From July 23, 1911
SURE SIGN OF WOMAN’S EMANCIPATION IN THE INCREASED SIZE OF HER SHOES: Because She Swims, Walks, Plays Golf and Tennis and Works for a Living, She Can No Longer Pose as Wasp-Waisted and Tiny-Footed. (PDF)
Shoe manufacturers don’t make small-sized shoes for women any more. They say women’s feet have grown bigger in the last fifteen or twenty years. Small feet, of course, are only comparative. A small foot for a woman twenty years ago was 2 or 2½. Now it is said that there are few if any 2 or 2½ feet of narrow width, say, AA or A.
All this was revealed at a fair that the shoe manufacturers of America held in Boston about a week ago.
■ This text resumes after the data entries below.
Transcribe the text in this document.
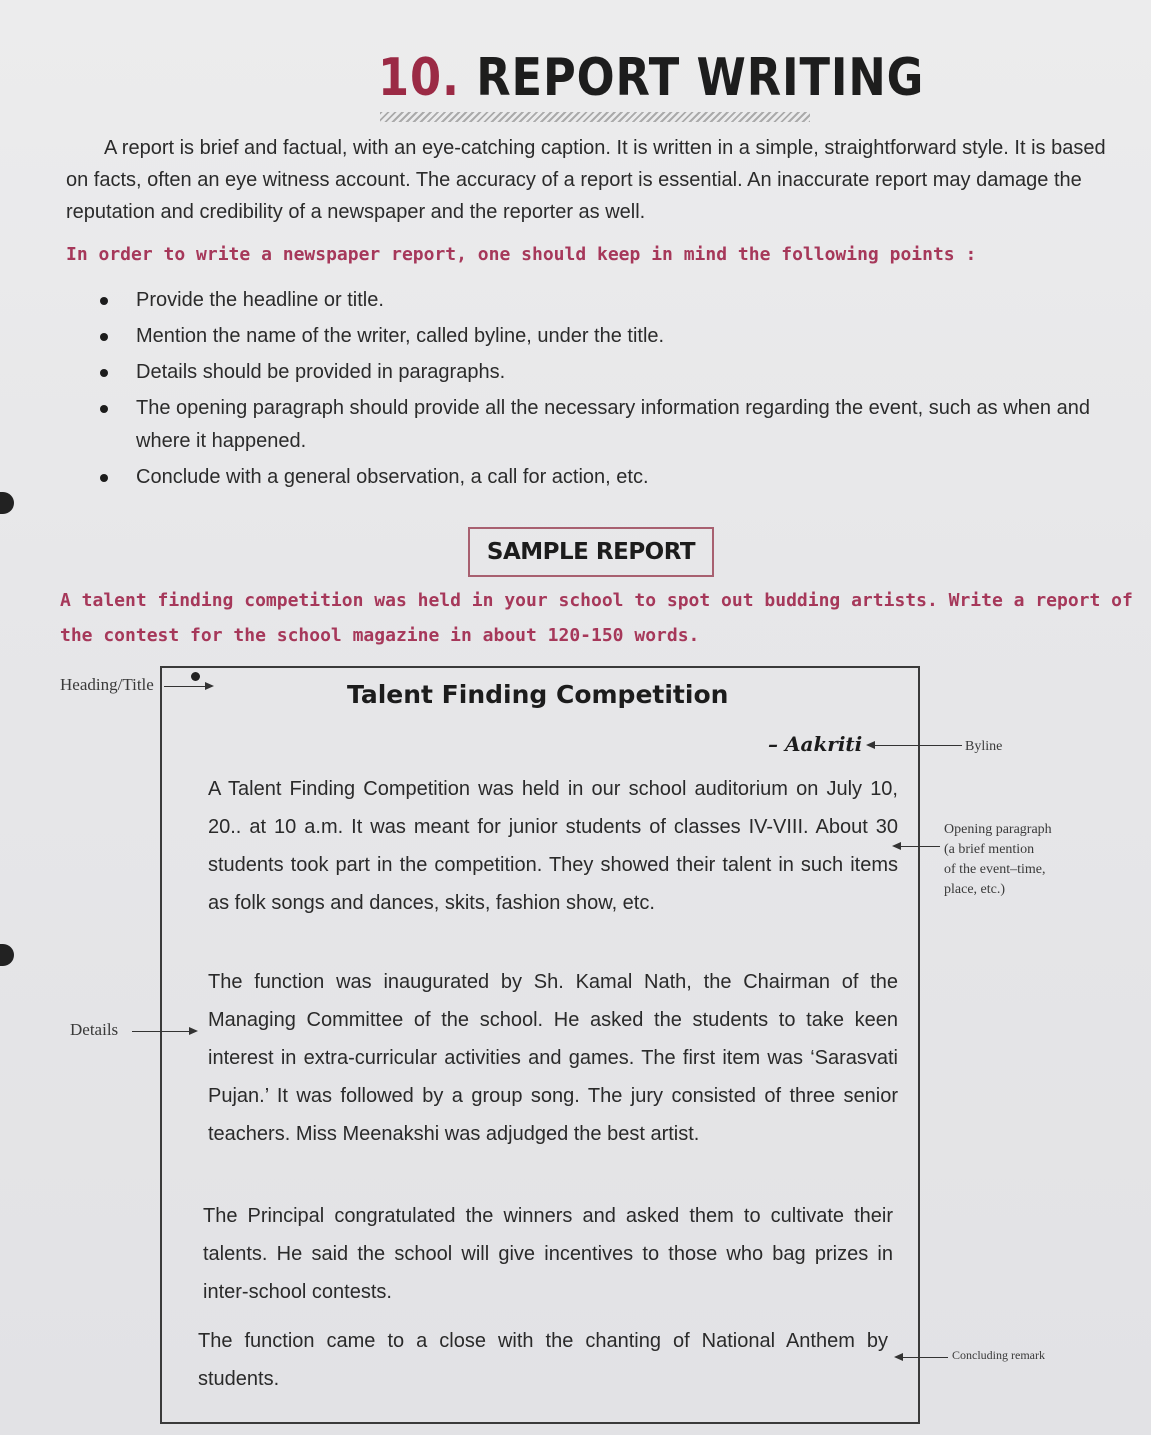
10. REPORT WRITING

A report is brief and factual, with an eye-catching caption. It is written in a simple, straightforward style. It is based on facts, often an eye witness account. The accuracy of a report is essential. An inaccurate report may damage the reputation and credibility of a newspaper and the reporter as well.

In order to write a newspaper report, one should keep in mind the following points :
Provide the headline or title.
Mention the name of the writer, called byline, under the title.
Details should be provided in paragraphs.
The opening paragraph should provide all the necessary information regarding the event, such as when and where it happened.
Conclude with a general observation, a call for action, etc.
SAMPLE REPORT

A talent finding competition was held in your school to spot out budding artists. Write a report of the contest for the school magazine in about 120-150 words.

Talent Finding Competition
– Aakriti

A Talent Finding Competition was held in our school auditorium on July 10, 20.. at 10 a.m. It was meant for junior students of classes IV-VIII. About 30 students took part in the competition. They showed their talent in such items as folk songs and dances, skits, fashion show, etc.

The function was inaugurated by Sh. Kamal Nath, the Chairman of the Managing Committee of the school. He asked the students to take keen interest in extra-curricular activities and games. The first item was ‘Sarasvati Pujan.’ It was followed by a group song. The jury consisted of three senior teachers. Miss Meenakshi was adjudged the best artist.

The Principal congratulated the winners and asked them to cultivate their talents. He said the school will give incentives to those who bag prizes in inter-school contests.

The function came to a close with the chanting of National Anthem by students.

Heading/Title
Byline
Opening paragraph
(a brief mention
of the event–time,
place, etc.)
Details
Concluding remark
The leading manufacturers had exhibits there, and they had observed in turn that the demand for small-size shoes for women had been declining year by year until now it had practically passed out.
One had stopped making the small shoes for women altogether. Consulting his competitor at the fair, which is an annual event with the great manufacturers, he learned that his competitor was not making the old-time small sizes either. This led to a canvass and this astonishing fact was developed:
The average size of shoes that women wear to-day is 4 to 5, whereas the average size twenty years ago was 3 to 5. The No. 2 size in women’s shoes, not uncommon twenty years ago, and almost usual twenty years before that among fashionable ladies, had entirely disappeared.
According to a 2002 article in Slate, the average women’s shoe size had gone up to 5½ in the 1940s, a 6 in the ’60s, and a 7½ in the ’70s. In the ’80s it was 8 to 8½. The article says that “the best-selling sizes at Manolo Blahnik — the Holy Grail of the shoe-obsessed — are 7.5 to 8.”